Hi,
I have a Jetson AGX Orin flashed with JetPack 5.0.2 (L4T R35.1.0) and I’m using it to train a Deep Learning model with PyTorch. I used a base docker image from nvidia oficial repository: nvcr.io/nvidia/l4t-pytorch:r35.1.0-pth1.11-py3
Then I need nvidia DALI python package, and i followed the instructions in README.md of the github repository to install via pip package.

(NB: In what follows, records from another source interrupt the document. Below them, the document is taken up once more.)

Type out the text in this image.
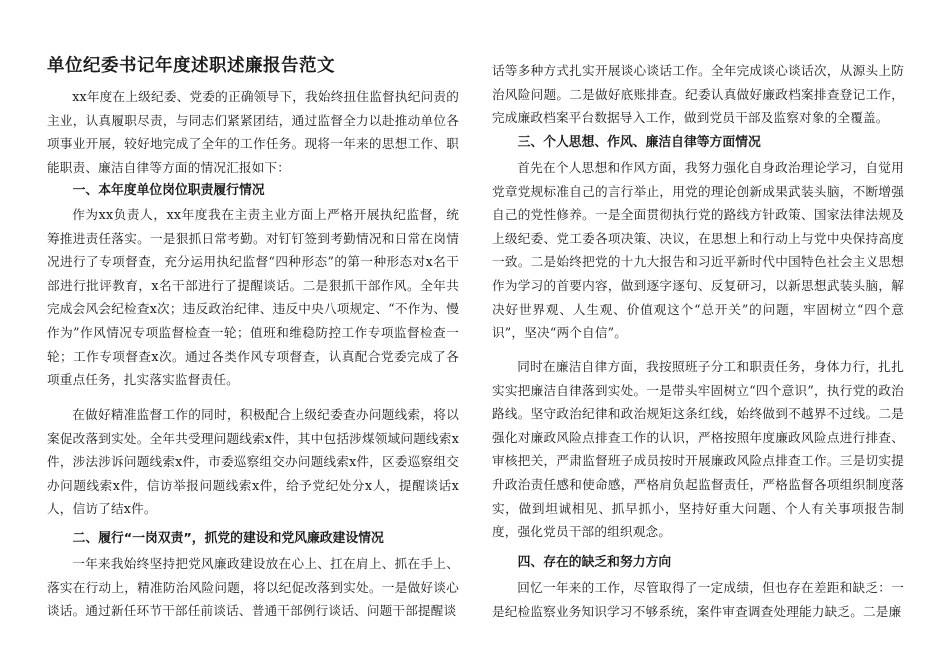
单位纪委书记年度述职述廉报告范文

xx年度在上级纪委、党委的正确领导下，我始终扭住监督执纪问责的主业，认真履职尽责，与同志们紧紧团结，通过监督全力以赴推动单位各项事业开展，较好地完成了全年的工作任务。现将一年来的思想工作、职能职责、廉洁自律等方面的情况汇报如下：

一、本年度单位岗位职责履行情况

作为xx负责人，xx年度我在主责主业方面上严格开展执纪监督，统筹推进责任落实。一是狠抓日常考勤。对钉钉签到考勤情况和日常在岗情况进行了专项督查，充分运用执纪监督“四种形态”的第一种形态对x名干部进行批评教育，x名干部进行了提醒谈话。二是狠抓干部作风。全年共完成会风会纪检查x次；违反政治纪律、违反中央八项规定、“不作为、慢作为”作风情况专项监督检查一轮；值班和维稳防控工作专项监督检查一轮；工作专项督查x次。通过各类作风专项督查，认真配合党委完成了各项重点任务，扎实落实监督责任。

在做好精准监督工作的同时，积极配合上级纪委查办问题线索，将以案促改落到实处。全年共受理问题线索x件，其中包括涉煤领域问题线索x件，涉法涉诉问题线索x件，市委巡察组交办问题线索x件，区委巡察组交办问题线索x件，信访举报问题线索x件，给予党纪处分x人，提醒谈话x人，信访了结x件。

二、履行“一岗双责”，抓党的建设和党风廉政建设情况

一年来我始终坚持把党风廉政建设放在心上、扛在肩上、抓在手上、落实在行动上，精准防治风险问题，将以纪促改落到实处。一是做好谈心谈话。通过新任环节干部任前谈话、普通干部例行谈话、问题干部提醒谈

话等多种方式扎实开展谈心谈话工作。全年完成谈心谈话次，从源头上防治风险问题。二是做好底账排查。纪委认真做好廉政档案排查登记工作，完成廉政档案平台数据导入工作，做到党员干部及监察对象的全覆盖。

三、个人思想、作风、廉洁自律等方面情况

首先在个人思想和作风方面，我努力强化自身政治理论学习，自觉用党章党规标准自己的言行举止，用党的理论创新成果武装头脑，不断增强自己的党性修养。一是全面贯彻执行党的路线方针政策、国家法律法规及上级纪委、党工委各项决策、决议，在思想上和行动上与党中央保持高度一致。二是始终把党的十九大报告和习近平新时代中国特色社会主义思想作为学习的首要内容，做到逐字逐句、反复研习，以新思想武装头脑，解决好世界观、人生观、价值观这个“总开关”的问题，牢固树立“四个意识”，坚决“两个自信”。

同时在廉洁自律方面，我按照班子分工和职责任务，身体力行，扎扎实实把廉洁自律落到实处。一是带头牢固树立“四个意识”，执行党的政治路线。坚守政治纪律和政治规矩这条红线，始终做到不越界不过线。二是强化对廉政风险点排查工作的认识，严格按照年度廉政风险点进行排查、审核把关，严肃监督班子成员按时开展廉政风险点排查工作。三是切实提升政治责任感和使命感，严格肩负起监督责任，严格监督各项组织制度落实，做到坦诚相见、抓早抓小，坚持好重大问题、个人有关事项报告制度，强化党员干部的组织观念。

四、存在的缺乏和努力方向

回忆一年来的工作，尽管取得了一定成绩，但也存在差距和缺乏：一是纪检监察业务知识学习不够系统，案件审查调查处理能力缺乏。二是廉
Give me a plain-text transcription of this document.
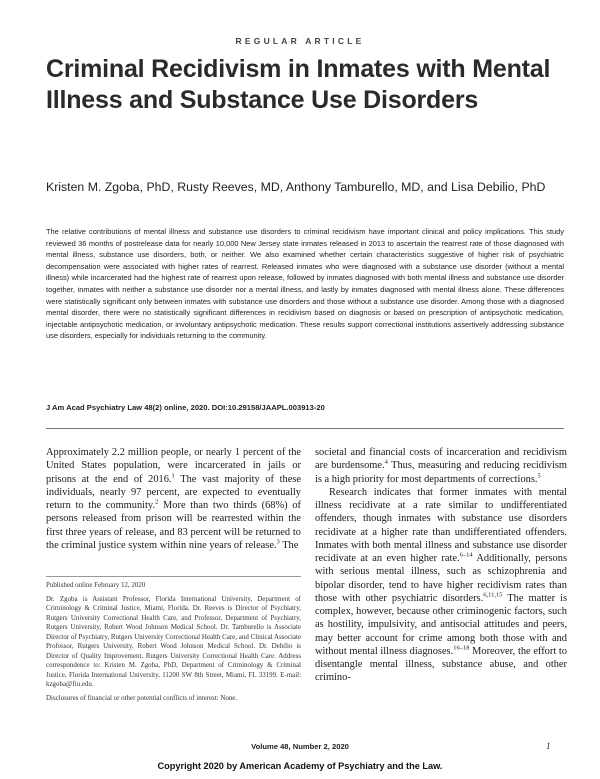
REGULAR ARTICLE
Criminal Recidivism in Inmates with Mental Illness and Substance Use Disorders
Kristen M. Zgoba, PhD, Rusty Reeves, MD, Anthony Tamburello, MD, and Lisa Debilio, PhD
The relative contributions of mental illness and substance use disorders to criminal recidivism have important clinical and policy implications. This study reviewed 36 months of postrelease data for nearly 10,000 New Jersey state inmates released in 2013 to ascertain the rearrest rate of those diagnosed with mental illness, substance use disorders, both, or neither. We also examined whether certain characteristics suggestive of higher risk of psychiatric decompensation were associated with higher rates of rearrest. Released inmates who were diagnosed with a substance use disorder (without a mental illness) while incarcerated had the highest rate of rearrest upon release, followed by inmates diagnosed with both mental illness and substance use disorder together, inmates with neither a substance use disorder nor a mental illness, and lastly by inmates diagnosed with mental illness alone. These differences were statistically significant only between inmates with substance use disorders and those without a substance use disorder. Among those with a diagnosed mental disorder, there were no statistically significant differences in recidivism based on diagnosis or based on prescription of antipsychotic medication, injectable antipsychotic medication, or involuntary antipsychotic medication. These results support correctional institutions assertively addressing substance use disorders, especially for individuals returning to the community.
J Am Acad Psychiatry Law 48(2) online, 2020. DOI:10.29158/JAAPL.003913-20

Approximately 2.2 million people, or nearly 1 percent of the United States population, were incarcerated in jails or prisons at the end of 2016.$^1$ The vast majority of these individuals, nearly 97 percent, are expected to eventually return to the community.$^2$ More than two thirds (68%) of persons released from prison will be rearrested within the first three years of release, and 83 percent will be returned to the criminal justice system within nine years of release.$^3$ The

Published online February 12, 2020

Dr. Zgoba is Assistant Professor, Florida International University, Department of Criminology & Criminal Justice, Miami, Florida. Dr. Reeves is Director of Psychiatry, Rutgers University Correctional Health Care, and Professor, Department of Psychiatry, Rutgers University, Robert Wood Johnson Medical School. Dr. Tamburello is Associate Director of Psychiatry, Rutgers University Correctional Health Care, and Clinical Associate Professor, Rutgers University, Robert Wood Johnson Medical School. Dr. Debilio is Director of Quality Improvement, Rutgers University Correctional Health Care. Address correspondence to: Kristen M. Zgoba, PhD, Department of Criminology & Criminal Justice, Florida International University, 11200 SW 8th Street, Miami, FL 33199. E-mail: kzgoba@fiu.edu.

Disclosures of financial or other potential conflicts of interest: None.

societal and financial costs of incarceration and recidivism are burdensome.$^4$ Thus, measuring and reducing recidivism is a high priority for most departments of corrections.$^5$

Research indicates that former inmates with mental illness recidivate at a rate similar to undifferentiated offenders, though inmates with substance use disorders recidivate at a higher rate than undifferentiated offenders. Inmates with both mental illness and substance use disorder recidivate at an even higher rate.$^{6-14}$ Additionally, persons with serious mental illness, such as schizophrenia and bipolar disorder, tend to have higher recidivism rates than those with other psychiatric disorders.$^{6,11,15}$ The matter is complex, however, because other criminogenic factors, such as hostility, impulsivity, and antisocial attitudes and peers, may better account for crime among both those with and without mental illness diagnoses.$^{16-18}$ Moreover, the effort to disentangle mental illness, substance abuse, and other crimino-

Volume 48, Number 2, 2020	1
Copyright 2020 by American Academy of Psychiatry and the Law.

When the image is built, i execute using the following command:
docker run -it --runtime nvidia --net host <image_name>
And when executing my python script to train the following error appears:
dlopen libnvidia-ml.so failed!. Please install GPU dirver[/opt/dali/dali/util/nvml_wrap.cc:69] nvmlInitChecked failed:
Traceback (most recent call last):
File "src/train.py", line 286, in <module>
train(train_loop_func, logger, args)
File "src/train.py", line 148, in train
train_loader = get_train_loader(args, args.seed - 2**31)
File "/workspace/pytorch_nvidia/src/ssd/data.py", line 40, in get_train_loader
train_pipe.build()
File "/usr/local/lib/python3.8/dist-packages/nvidia/dali/pipeline.py", line 861, in build
self._pipe.Build(self._generate_build_args())
RuntimeError: nvml error (13): Local version of NVML doesn't implement this function
I’m missing something or how i can solve this error?